The crucial difference here is between using a totally open-sourced technology like Storm (or Heron, if they release it) and being a consumer of a public API with a proprietary implementation, or making use of their platform/users/data.

Twitter can absolutely block you from their API. Or come out with a competing product that integrates with their own systems better than your product does. But if you're using Storm (or Scalding or whatever), there's really nothing they can do to screw with that.

saryant · on June 2, 2015

GP was downvoted for failing to differentiate between relying on Twitter's API and their open source software.

The two really can't be compared.

hurrycane · on June 2, 2015

Why is that? Finagle, Mesos and Aurora look like solid open source projects from Twitter.

SEJeff · on June 2, 2015

Aurora is from Twitter, but Mesos is not. They hired some of the team that developed Mesos while in academia, but still. Mesos is external of Twitter.

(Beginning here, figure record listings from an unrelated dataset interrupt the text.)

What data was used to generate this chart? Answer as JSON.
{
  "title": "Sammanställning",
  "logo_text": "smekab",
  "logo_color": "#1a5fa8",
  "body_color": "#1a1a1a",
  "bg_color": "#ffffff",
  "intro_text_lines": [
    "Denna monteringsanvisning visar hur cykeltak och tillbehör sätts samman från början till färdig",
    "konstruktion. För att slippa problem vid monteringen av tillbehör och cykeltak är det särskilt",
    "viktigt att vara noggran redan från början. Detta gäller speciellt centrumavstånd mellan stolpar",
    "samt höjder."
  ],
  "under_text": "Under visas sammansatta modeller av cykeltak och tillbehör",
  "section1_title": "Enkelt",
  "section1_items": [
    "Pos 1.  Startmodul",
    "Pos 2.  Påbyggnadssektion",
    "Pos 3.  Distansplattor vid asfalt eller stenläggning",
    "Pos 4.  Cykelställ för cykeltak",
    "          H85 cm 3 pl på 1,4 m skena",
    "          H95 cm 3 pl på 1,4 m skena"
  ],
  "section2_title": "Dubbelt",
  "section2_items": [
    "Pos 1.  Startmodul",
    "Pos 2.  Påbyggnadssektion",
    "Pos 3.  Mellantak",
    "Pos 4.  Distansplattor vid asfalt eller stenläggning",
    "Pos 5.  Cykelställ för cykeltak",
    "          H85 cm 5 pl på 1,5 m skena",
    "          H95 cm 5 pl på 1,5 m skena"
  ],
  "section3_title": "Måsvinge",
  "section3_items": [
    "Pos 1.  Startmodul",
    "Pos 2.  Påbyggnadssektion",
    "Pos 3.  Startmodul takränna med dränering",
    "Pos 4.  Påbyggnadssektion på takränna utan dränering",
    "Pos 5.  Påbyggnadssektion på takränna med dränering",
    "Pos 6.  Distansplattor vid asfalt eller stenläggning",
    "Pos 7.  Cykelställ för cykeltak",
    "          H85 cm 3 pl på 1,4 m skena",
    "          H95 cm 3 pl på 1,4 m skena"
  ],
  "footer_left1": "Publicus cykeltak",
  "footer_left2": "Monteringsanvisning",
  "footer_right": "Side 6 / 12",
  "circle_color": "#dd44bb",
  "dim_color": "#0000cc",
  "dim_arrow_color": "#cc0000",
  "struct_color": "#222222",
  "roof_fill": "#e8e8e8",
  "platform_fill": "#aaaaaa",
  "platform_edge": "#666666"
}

Disclaimer: I use both Mesos and Aurora.

fernandotakai · on June 2, 2015

I started looking at finagle, finatra and scrooge. i love all three projects. but at the same time, the documentation is really really bad.

if you have the same requirement as twitter, nice -- but if you detour even a little bit, you are going to have a shitty time (for example, for thrift, i wanted to use buffered codec instead of framed and there was not a single document explaining how to do it. i spent ~2h perusing unit tests to find a way which i don't know if it's correct or not).

hurrycane · on June 2, 2015

Also forgot to mention scalding.

d_t_w · on June 3, 2015

Don't forget Netty..

allengeorge · on June 3, 2015

netty is not a twitter project. At various times the major committers have been employed by JBoss/RedHat, Apple, etc. etc.

ohitsdom · on June 2, 2015

What does this have to do with Heron?

briandear · on June 2, 2015

Twitter Bootstrap anyone?